Monday, August 12, 2013

Units of Love

When looking back, I often think that my own childhood reads like a Laura Ingalls Wilder book.  Sure, diphtheria was a thing of the past and our hemlines were a bit shorter, but we were kind to each other, and my parents took every opportunity they could to teach me something.

Sometimes it meant scrambling from the dinner table to look up a new word.  Other times it meant watching my Mom and Dad do a ridiculous dance just so that I'd remember that nine + seven = sixteen.  I'm sure my mom was grateful she never had to do that one in bloomers.

Perhaps the most relatable for me as a parent was the time my Dad taught me the distance from the Earth to the moon after I had informed him that I "loved him to the moon and back".  The trip to the sun was clearly longer, and I could no longer argue with his logic that he loved me more.  It was scientific.
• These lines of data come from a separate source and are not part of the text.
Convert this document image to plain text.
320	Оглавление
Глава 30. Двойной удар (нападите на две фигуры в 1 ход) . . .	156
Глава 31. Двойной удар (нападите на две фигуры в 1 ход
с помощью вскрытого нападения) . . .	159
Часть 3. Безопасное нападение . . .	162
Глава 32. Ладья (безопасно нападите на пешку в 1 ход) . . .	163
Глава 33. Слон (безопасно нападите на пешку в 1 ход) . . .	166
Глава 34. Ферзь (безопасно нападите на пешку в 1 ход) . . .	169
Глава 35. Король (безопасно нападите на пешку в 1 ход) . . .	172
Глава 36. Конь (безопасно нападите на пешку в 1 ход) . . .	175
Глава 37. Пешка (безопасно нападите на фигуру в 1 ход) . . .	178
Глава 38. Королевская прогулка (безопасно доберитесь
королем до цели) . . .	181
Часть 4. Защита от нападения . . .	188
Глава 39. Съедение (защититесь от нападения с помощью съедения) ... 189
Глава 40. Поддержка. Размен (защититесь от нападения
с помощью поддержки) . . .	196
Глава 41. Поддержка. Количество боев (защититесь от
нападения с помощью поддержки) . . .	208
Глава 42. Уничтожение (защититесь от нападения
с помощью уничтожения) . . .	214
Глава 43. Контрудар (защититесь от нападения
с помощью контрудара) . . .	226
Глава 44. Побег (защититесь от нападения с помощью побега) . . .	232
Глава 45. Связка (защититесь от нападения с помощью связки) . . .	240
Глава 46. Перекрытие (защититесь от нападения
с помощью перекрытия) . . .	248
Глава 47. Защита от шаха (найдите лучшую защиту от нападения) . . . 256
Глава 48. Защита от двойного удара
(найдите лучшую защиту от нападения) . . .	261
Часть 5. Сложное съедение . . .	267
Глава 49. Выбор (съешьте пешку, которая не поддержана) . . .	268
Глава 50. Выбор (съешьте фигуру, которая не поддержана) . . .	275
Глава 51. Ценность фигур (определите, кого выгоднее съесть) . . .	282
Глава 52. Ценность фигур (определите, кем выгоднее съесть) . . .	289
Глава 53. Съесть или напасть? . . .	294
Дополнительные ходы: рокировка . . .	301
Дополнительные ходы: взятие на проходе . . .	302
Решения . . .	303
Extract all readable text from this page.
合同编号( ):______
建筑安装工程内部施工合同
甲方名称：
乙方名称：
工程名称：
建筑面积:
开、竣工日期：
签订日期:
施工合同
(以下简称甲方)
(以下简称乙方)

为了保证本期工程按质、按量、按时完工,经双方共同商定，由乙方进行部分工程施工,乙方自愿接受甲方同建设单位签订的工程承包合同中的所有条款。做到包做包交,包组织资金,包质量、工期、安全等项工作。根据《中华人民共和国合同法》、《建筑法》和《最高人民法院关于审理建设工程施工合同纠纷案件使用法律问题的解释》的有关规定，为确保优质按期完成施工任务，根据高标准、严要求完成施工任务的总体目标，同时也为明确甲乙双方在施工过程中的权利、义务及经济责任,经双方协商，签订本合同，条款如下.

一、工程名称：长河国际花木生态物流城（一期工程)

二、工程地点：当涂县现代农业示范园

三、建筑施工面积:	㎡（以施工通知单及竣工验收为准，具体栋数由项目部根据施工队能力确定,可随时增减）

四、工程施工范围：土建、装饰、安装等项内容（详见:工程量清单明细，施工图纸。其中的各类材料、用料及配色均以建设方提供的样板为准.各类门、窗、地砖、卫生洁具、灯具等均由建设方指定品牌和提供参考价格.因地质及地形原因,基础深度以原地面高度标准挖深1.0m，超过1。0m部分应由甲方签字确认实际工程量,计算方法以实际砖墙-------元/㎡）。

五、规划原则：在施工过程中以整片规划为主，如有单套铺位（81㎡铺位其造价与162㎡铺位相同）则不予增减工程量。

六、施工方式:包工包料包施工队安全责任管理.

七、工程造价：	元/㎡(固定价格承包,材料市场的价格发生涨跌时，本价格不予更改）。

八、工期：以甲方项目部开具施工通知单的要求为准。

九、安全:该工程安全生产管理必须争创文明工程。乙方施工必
That is the memory that surfaces every time Cael uses an arbitrary unit of measurement to describe his love for me.  And although they never make sense at face value, maybe I'm simply not taking advantage of a good teaching opportunity.  Yeah, that's it.  Cael simply needs a little more education. 

Let's try this out.

"Mommy, I love you twenty-four."

"Cael, I'm afraid you've neglected to qualify your numerical representation of love.  Are you referring to 24 hugs?  Or 24 kisses?  Perhaps you would prefer to use a more scientific unit of measure, like watts or amperes?  Furthermore,  if you are choosing energy as your system of measuring love, my undeniably larger mass would produce more energy than your five year-old frame, despite your body being in nearly constant motion.  In fact, as I am practically twice your height and more than three times your weight, I think it would be safe to estimate my love for you to be around 74 or 75." 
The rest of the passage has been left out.